Tool #6: Web Tools for Discussion

Online discussion is so much fun and there are so many options out there to fit a variety of formats, learning styles, and moderator preferences. Here are some of the tools I have used over the last several years:

Think of this as a sort-of educational Facebook. The interface is a little different, but the idea is the same. I LOVE THIS TOOL. It is a secure site, and students need a join code to participate. There is also an option to have a parent join code for parents that like to monitor their kids' online activities. I like this first because of its convenience. Students can post their questions as they have them, which keeps them from forgetting to ask in class the next day. Posts can be private to the teacher or to the entire class. Sometimes, the students even beat me to the punch and answered public questions for their classmates.

This tool also allows for assignment creations and grading. You can also use it to send out mass group messages or alerts.

Probably the best thing, though, is that this tool allows those kids that are a little quieter and a little reticent to participate in class discussion to gain some discussion confidence. Some of my shiest students were the most active in the online discussions that we had on this site.
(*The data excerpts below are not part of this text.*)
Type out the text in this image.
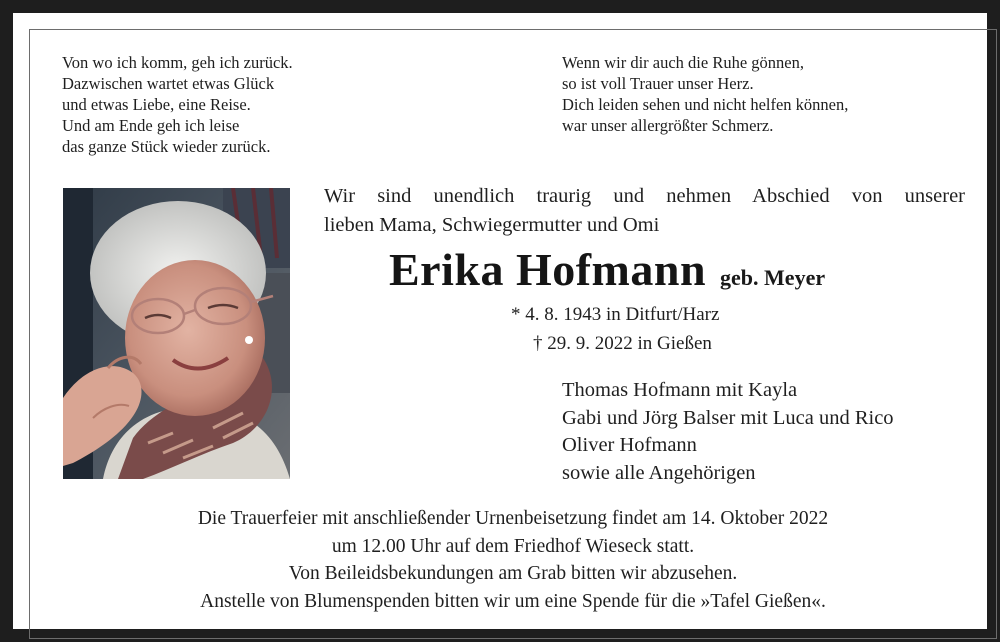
Von wo ich komm, geh ich zurück.
Dazwischen wartet etwas Glück
und etwas Liebe, eine Reise.
Und am Ende geh ich leise
das ganze Stück wieder zurück.
Wenn wir dir auch die Ruhe gönnen,
so ist voll Trauer unser Herz.
Dich leiden sehen und nicht helfen können,
war unser allergrößter Schmerz.
Wir sind unendlich traurig und nehmen Abschied von unserer
lieben Mama, Schwiegermutter und Omi
Erika Hofmann geb. Meyer
* 4. 8. 1943 in Ditfurt/Harz
† 29. 9. 2022 in Gießen
Thomas Hofmann mit Kayla
Gabi und Jörg Balser mit Luca und Rico
Oliver Hofmann
sowie alle Angehörigen
Die Trauerfeier mit anschließender Urnenbeisetzung findet am 14. Oktober 2022
um 12.00 Uhr auf dem Friedhof Wieseck statt.
Von Beileidsbekundungen am Grab bitten wir abzusehen.
Anstelle von Blumenspenden bitten wir um eine Spende für die »Tafel Gießen«.
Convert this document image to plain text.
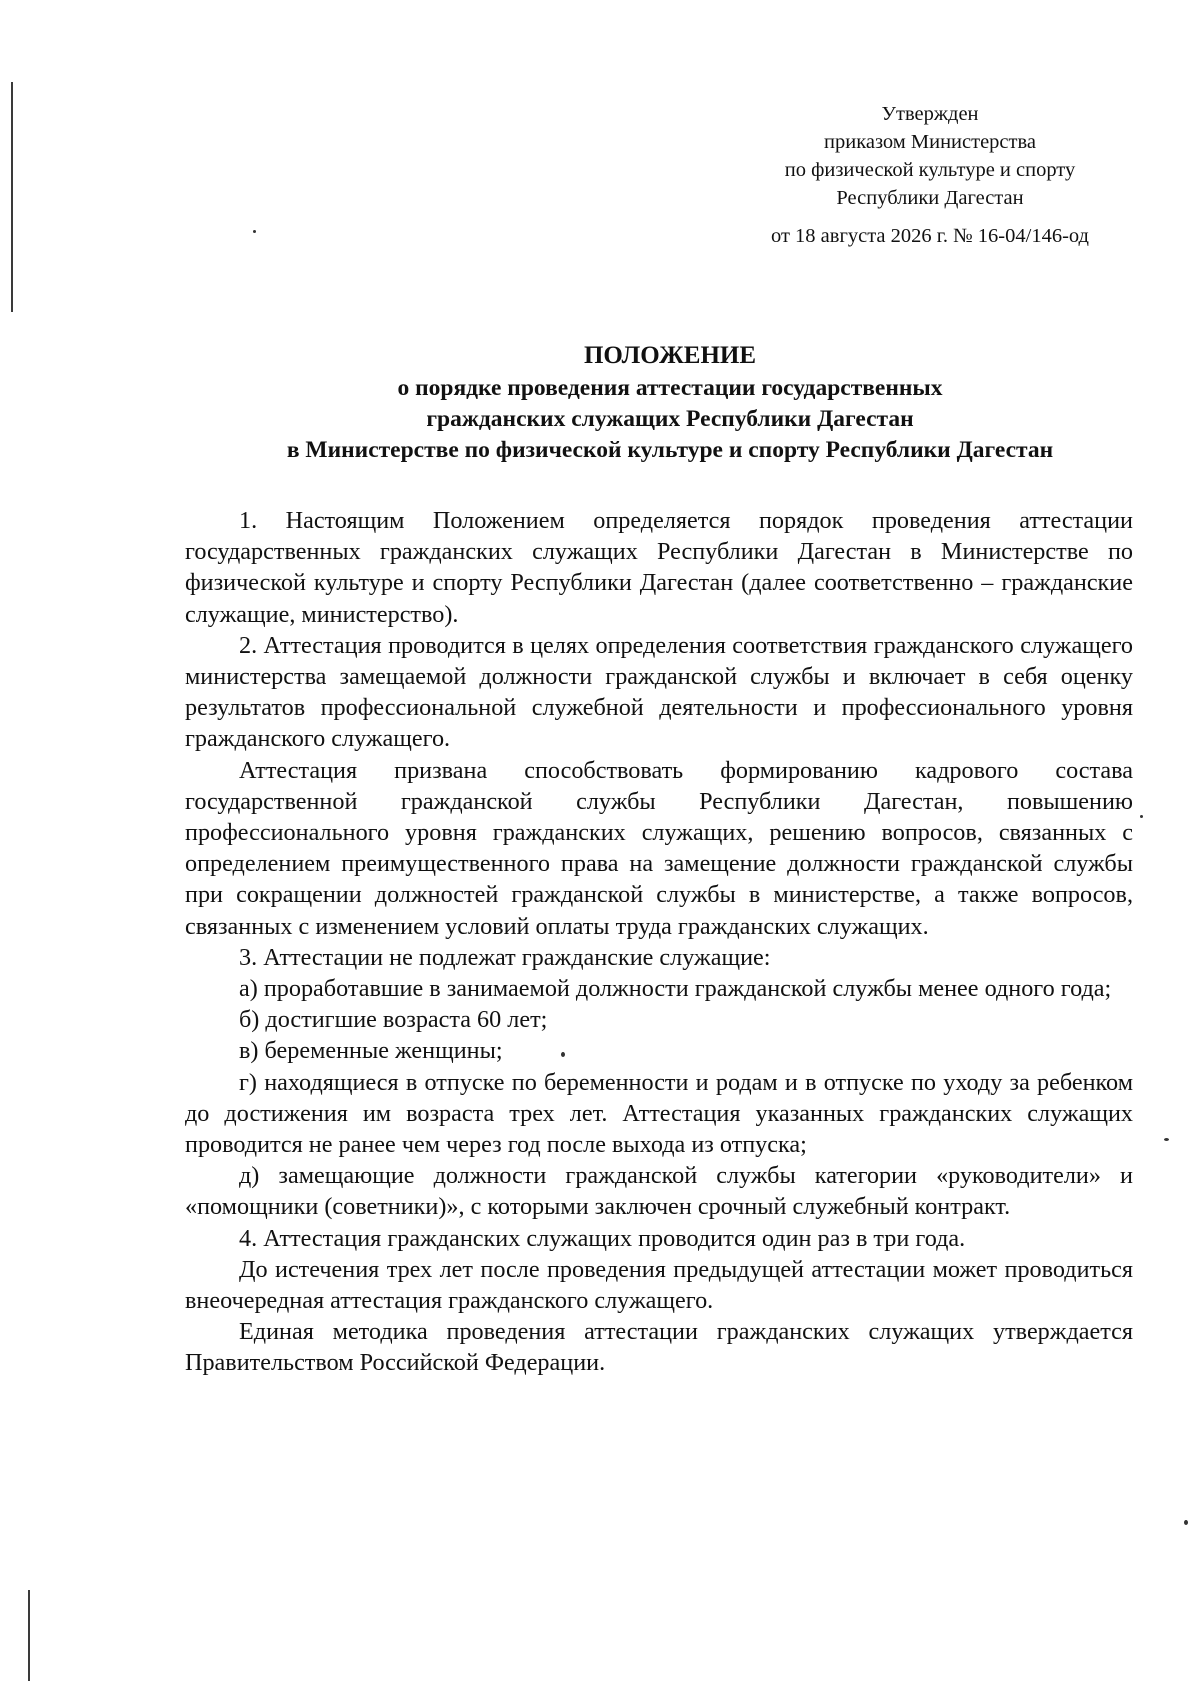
Утвержден
приказом Министерства
по физической культуре и спорту
Республики Дагестан
от 18 августа 2026 г. № 16-04/146-од
ПОЛОЖЕНИЕ
о порядке проведения аттестации государственных
гражданских служащих Республики Дагестан
в Министерстве по физической культуре и спорту Республики Дагестан

1. Настоящим Положением определяется порядок проведения аттестации государственных гражданских служащих Республики Дагестан в Министерстве по физической культуре и спорту Республики Дагестан (далее соответственно – гражданские служащие, министерство).

2. Аттестация проводится в целях определения соответствия гражданского служащего министерства замещаемой должности гражданской службы и включает в себя оценку результатов профессиональной служебной деятельности и профессионального уровня гражданского служащего.

Аттестация призвана способствовать формированию кадрового состава государственной гражданской службы Республики Дагестан, повышению профессионального уровня гражданских служащих, решению вопросов, связанных с определением преимущественного права на замещение должности гражданской службы при сокращении должностей гражданской службы в министерстве, а также вопросов, связанных с изменением условий оплаты труда гражданских служащих.

3. Аттестации не подлежат гражданские служащие:

а) проработавшие в занимаемой должности гражданской службы менее одного года;

б) достигшие возраста 60 лет;

в) беременные женщины;

г) находящиеся в отпуске по беременности и родам и в отпуске по уходу за ребенком до достижения им возраста трех лет. Аттестация указанных гражданских служащих проводится не ранее чем через год после выхода из отпуска;

д) замещающие должности гражданской службы категории «руководители» и «помощники (советники)», с которыми заключен срочный служебный контракт.

4. Аттестация гражданских служащих проводится один раз в три года.

До истечения трех лет после проведения предыдущей аттестации может проводиться внеочередная аттестация гражданского служащего.

Единая методика проведения аттестации гражданских служащих утверждается Правительством Российской Федерации.
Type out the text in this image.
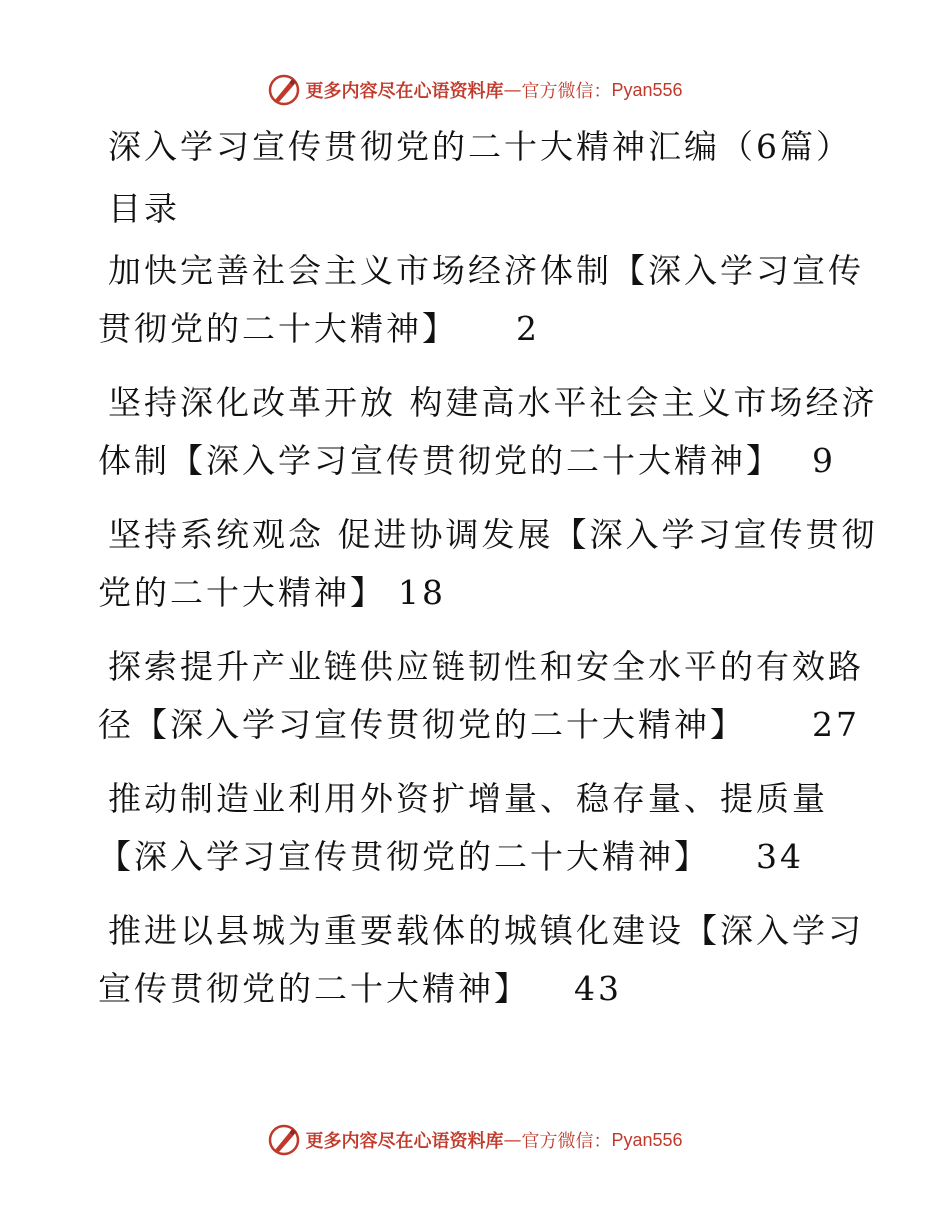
更多内容尽在心语资料库 — 官方微信： Pyan556
深入学习宣传贯彻党的二十大精神汇编（6篇）
目录
加快完善社会主义市场经济体制【深入学习宣传
贯彻党的二十大精神】 2
坚持深化改革开放 构建高水平社会主义市场经济
体制【深入学习宣传贯彻党的二十大精神】 9
坚持系统观念 促进协调发展【深入学习宣传贯彻
党的二十大精神】 18
探索提升产业链供应链韧性和安全水平的有效路
径【深入学习宣传贯彻党的二十大精神】 27
推动制造业利用外资扩增量、稳存量、提质量
【深入学习宣传贯彻党的二十大精神】 34
推进以县城为重要载体的城镇化建设【深入学习
宣传贯彻党的二十大精神】 43
更多内容尽在心语资料库 — 官方微信： Pyan556
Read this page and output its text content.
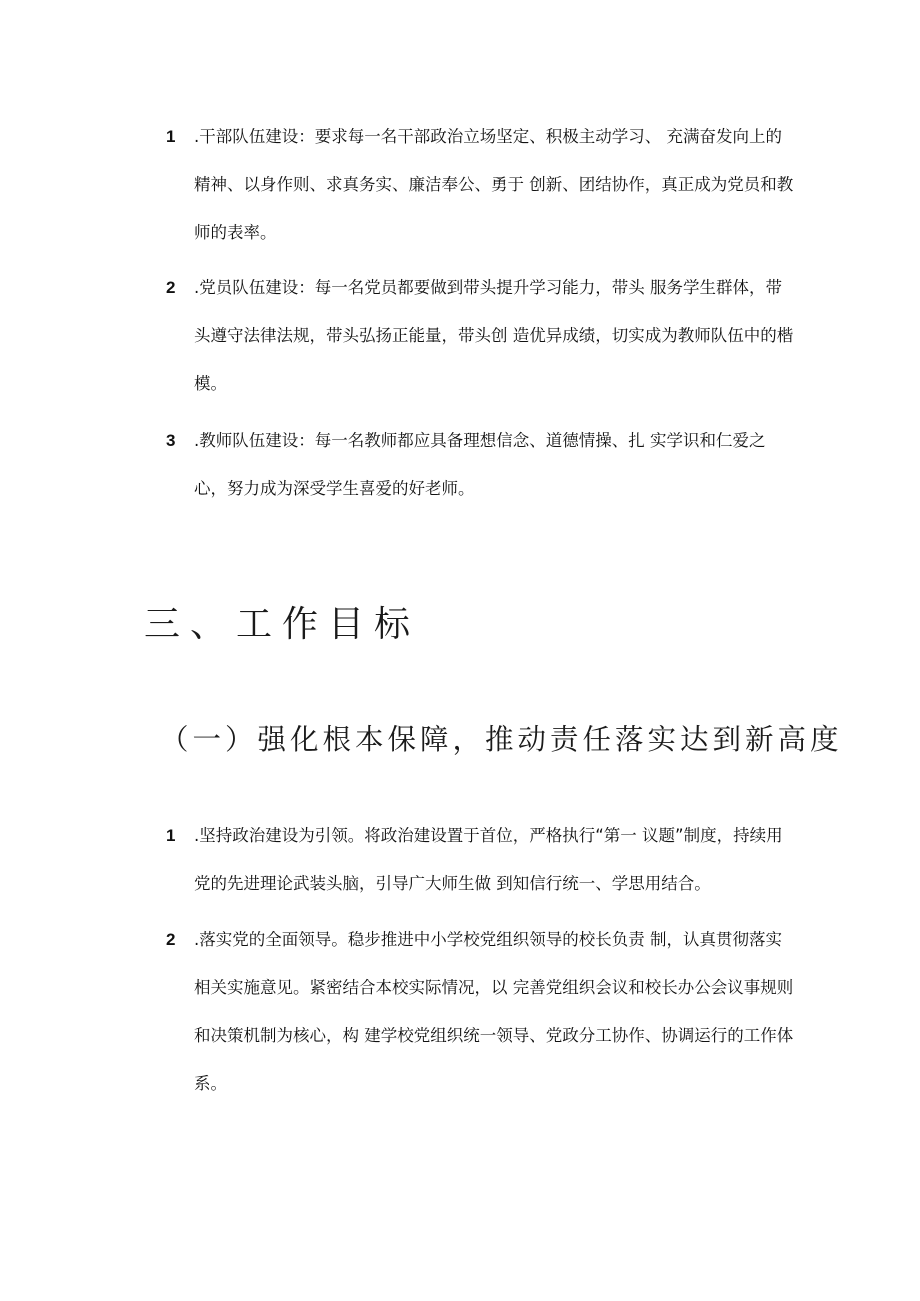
1 .干部队伍建设：要求每一名干部政治立场坚定、积极主动学习、 充满奋发向上的精神、以身作则、求真务实、廉洁奉公、勇于 创新、团结协作，真正成为党员和教师的表率。
2 .党员队伍建设：每一名党员都要做到带头提升学习能力，带头 服务学生群体，带头遵守法律法规，带头弘扬正能量，带头创 造优异成绩，切实成为教师队伍中的楷模。
3 .教师队伍建设：每一名教师都应具备理想信念、道德情操、扎 实学识和仁爱之心，努力成为深受学生喜爱的好老师。
三、工作目标
（一）强化根本保障，推动责任落实达到新高度
1 .坚持政治建设为引领。将政治建设置于首位，严格执行“第一 议题”制度，持续用党的先进理论武装头脑，引导广大师生做 到知信行统一、学思用结合。
2 .落实党的全面领导。稳步推进中小学校党组织领导的校长负责 制，认真贯彻落实相关实施意见。紧密结合本校实际情况，以 完善党组织会议和校长办公会议事规则和决策机制为核心，构 建学校党组织统一领导、党政分工协作、协调运行的工作体系。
This is a great tool for gathering quick information and feedback. I used it to ask for open ideas on a certain topic from students. Students in my classes have also set up their own Wallwisher sites to get information from classmates that goes beyond basic polls. It does allow for anonymous posts, so those have to be monitored. It is probably a good idea to tell students to at least label their posts with their first names and last initials to help with the monitoring. Also, make sure to save the URL of your Wallwisher someplace convenient for easy access.

Poll Everywhere
I have used this in the classroom (with high school students) and in a professional development setting. For classroom use, I wasn't a fan. I had too many students without access to cell phones, which is one of the perks of this system. Students can cast a vote by texting their response to a designated poll number, which is generated by the site when you set up the poll.

For professional development, I really liked using Poll Everywhere. I set up some polls at the beginning of a session that helped spark some discussion. I do recall having some glitches with getting data to display both times, so this is definitely something I recommend playing with before you take it live in a classroom or professional development.

Adobe Connect
Adobe Connect allows you to set up virtual classrooms with a variety of components. You can use a webcam to add the visual component of the teacher in the classroom and use a mic to make talking to students a little easier. There are chat pods, where students can post questions and discussions. The moderator of the room can clear discussions at any point. There is also an option for private discussion between the teacher and student. There are quite a few options for additional pods, but I found myself using a share pod (place to put documents for discussion) and the video pod most often. There are also pods where you can share links to external sites and upload documents for your participants to download later.

I recommend taking some time to explore your options and pod-layouts before attempting to run a course. It is also a good idea to have someone more experienced with the program moderate with you for the first time or two as you work out the system. This also gives you the benefit of an extra person to assist with posting resources or manning the chat board.

There are a few others that I have used, but those are my favorites. I am planning to try out Open Class and Cover It Live in the future. I think Cover It Live will be a great option for covering large conventions. I'm also only using Diigo as a storage place at the moment, so I would like to make this a more group-oriented tool as well.